Wann, wie und wo zum erstenmal Reclams Universalbibliothek ins Spiel gebracht wurde, weiß keiner mehr genau. Möglicherweise im Zusammenhang mit Sabine Heisers Gewohnheit, zu jeder Straßenbahnfahrt ein Reclambändchen in die Handtasche zu stecken – die allerdings auch ohne weiteres einen ausgewachsenen Quartband aufzunehmen in der Lage wäre. (Wölfflin hatte sich eigens einen Mantel mit zahlreichen Taschen zur Aufnahme von Büchern schneidern lassen, um auch in der Straßenbahn stets einen kleinen Handapparat präsent zu haben, und Borges brachte sich auf den täglichen langen Straßenbahnfahrten quer durch Buenos Aires mithilfe seiner Lektüre der Commedia ein danteskes Italienisch bei.) Vielleicht war es die Verbindung von Buch und öffentlichem Verkehrsmittel, die den Anstoß gab, ist doch die INO in gewisser Hinsicht eine Verwandte der Straßenbahnen, und sind diese bei uns in Stuttgart ja noch dazu reclamgelb – wie dem auch sei: Reclam half uns aus der Klemme.

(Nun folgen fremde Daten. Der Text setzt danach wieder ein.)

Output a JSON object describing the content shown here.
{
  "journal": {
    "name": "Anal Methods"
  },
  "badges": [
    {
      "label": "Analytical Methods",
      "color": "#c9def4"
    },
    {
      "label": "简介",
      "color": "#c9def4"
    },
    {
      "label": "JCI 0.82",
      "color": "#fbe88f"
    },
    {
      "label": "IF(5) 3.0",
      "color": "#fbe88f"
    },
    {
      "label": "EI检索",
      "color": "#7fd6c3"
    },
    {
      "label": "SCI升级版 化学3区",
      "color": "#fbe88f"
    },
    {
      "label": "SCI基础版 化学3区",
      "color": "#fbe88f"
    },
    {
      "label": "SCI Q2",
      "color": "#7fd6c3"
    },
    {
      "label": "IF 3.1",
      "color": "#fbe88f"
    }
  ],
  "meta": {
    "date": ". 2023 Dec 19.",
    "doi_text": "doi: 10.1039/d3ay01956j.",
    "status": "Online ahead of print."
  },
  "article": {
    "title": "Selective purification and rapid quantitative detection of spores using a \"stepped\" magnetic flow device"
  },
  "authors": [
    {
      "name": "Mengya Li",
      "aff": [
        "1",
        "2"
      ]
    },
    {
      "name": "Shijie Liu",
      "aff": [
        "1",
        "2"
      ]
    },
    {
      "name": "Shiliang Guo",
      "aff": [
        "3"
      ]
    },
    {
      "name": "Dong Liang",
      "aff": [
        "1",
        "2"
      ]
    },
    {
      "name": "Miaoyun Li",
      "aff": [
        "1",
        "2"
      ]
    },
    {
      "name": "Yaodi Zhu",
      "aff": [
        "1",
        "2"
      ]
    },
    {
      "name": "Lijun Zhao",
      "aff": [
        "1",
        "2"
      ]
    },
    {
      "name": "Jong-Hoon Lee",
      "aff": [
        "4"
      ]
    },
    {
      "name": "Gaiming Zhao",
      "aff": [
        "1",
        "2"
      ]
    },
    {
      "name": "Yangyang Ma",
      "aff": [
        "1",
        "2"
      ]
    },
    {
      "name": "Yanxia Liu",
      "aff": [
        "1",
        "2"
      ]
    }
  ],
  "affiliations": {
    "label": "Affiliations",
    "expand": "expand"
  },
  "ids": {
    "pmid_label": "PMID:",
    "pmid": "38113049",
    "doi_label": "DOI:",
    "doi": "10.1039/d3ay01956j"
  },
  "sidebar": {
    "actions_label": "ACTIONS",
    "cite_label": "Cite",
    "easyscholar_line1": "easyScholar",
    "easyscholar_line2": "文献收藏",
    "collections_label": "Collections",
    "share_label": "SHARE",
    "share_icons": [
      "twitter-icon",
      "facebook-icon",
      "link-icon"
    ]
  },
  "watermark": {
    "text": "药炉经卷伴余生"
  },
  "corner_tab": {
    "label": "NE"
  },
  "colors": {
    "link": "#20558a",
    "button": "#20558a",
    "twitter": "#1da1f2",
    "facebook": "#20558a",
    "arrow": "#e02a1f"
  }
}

Die Überprüfung des verfügbaren Stauraums im steuerbordseitigen Auszugschrank ergab sechs Regalböden von jeweils etwas mehr als 80cm Länge, also Platz für grob geschätzt ein knappes Halbtausend gelber Bändchen im Format 9,6 x 14,8. Aus der Fülle des Universalbibliothekskatalogs war die Auswahl dann vergleichsweise einfach zu treffen, läßt sich deren ein wenig großspurig gewählter Name ja allenfalls als glücklich gefundene Metapher rechtfertigen, denn die wenig mehr als dreienhalbtausend verfügbaren Titel dürften sich zur literarischen Gesamtproduktion des Universums etwa so verhalten wie die gerade einmal eine Handvoll Beispiele, mit denen Borges seine ›Universalgeschichte der Niedertracht‹ bestückte, zu der Masse an Niedertächtigkeiten, mit der das Universum offensichtlich durchsetzt ist. Nun, es wird wohl die einzige Bibliothek, die den Anspruch auf Universalität tatsächlich mit Recht behaupten könnte, die Bibliothek von Babel sein – mit der Borges hier schon zum dritten Mal in Erscheinung tritt, er übrigens kein Desiderat in der Reclamschen Autorenliste (wer sich Borges’ präzises phantastisches Gedankenspiel ins praktische Leben holen will, transferiert in die etwas banale Wirklichkeit eines Algorithmus, der wende sich an https://libraryofbabel.info). Wenn indes auch so manches nicht zu finden war, worauf wir ungern verzichteten, so ist der positive Befund ein durchaus erfreulicher – und nicht nur, was unseren nunmehrigen Bestand an allesamt Lesenswertem, sondern auch, was die visuellen Aspekte, mehr vielleicht noch, was die Betrachtung des Konzepts betrifft. Denn kaum ein anderer Verlag wird sich finden lassen (einige Nischenproduktionen vielleicht ausgenommen), der sich in seiner programmatischen Ausrichtung und in seinem Erscheinungsbild in einem vergleichbaren Ausmaß der Abstraktheit und damit dem Konzeptualismus annähert. Dieses Konzept, dessen einzelne Ebenen sich wohl kaum voneinender abheben lassen, ist zugleich ein kulturelles, ein programmatisches, ein soziales, ein ästhetisches und auch ein wirtschaftliches – und spätestens in letzterem Aspekt ja jeglichem Abstraktem notwendigerweise abhold.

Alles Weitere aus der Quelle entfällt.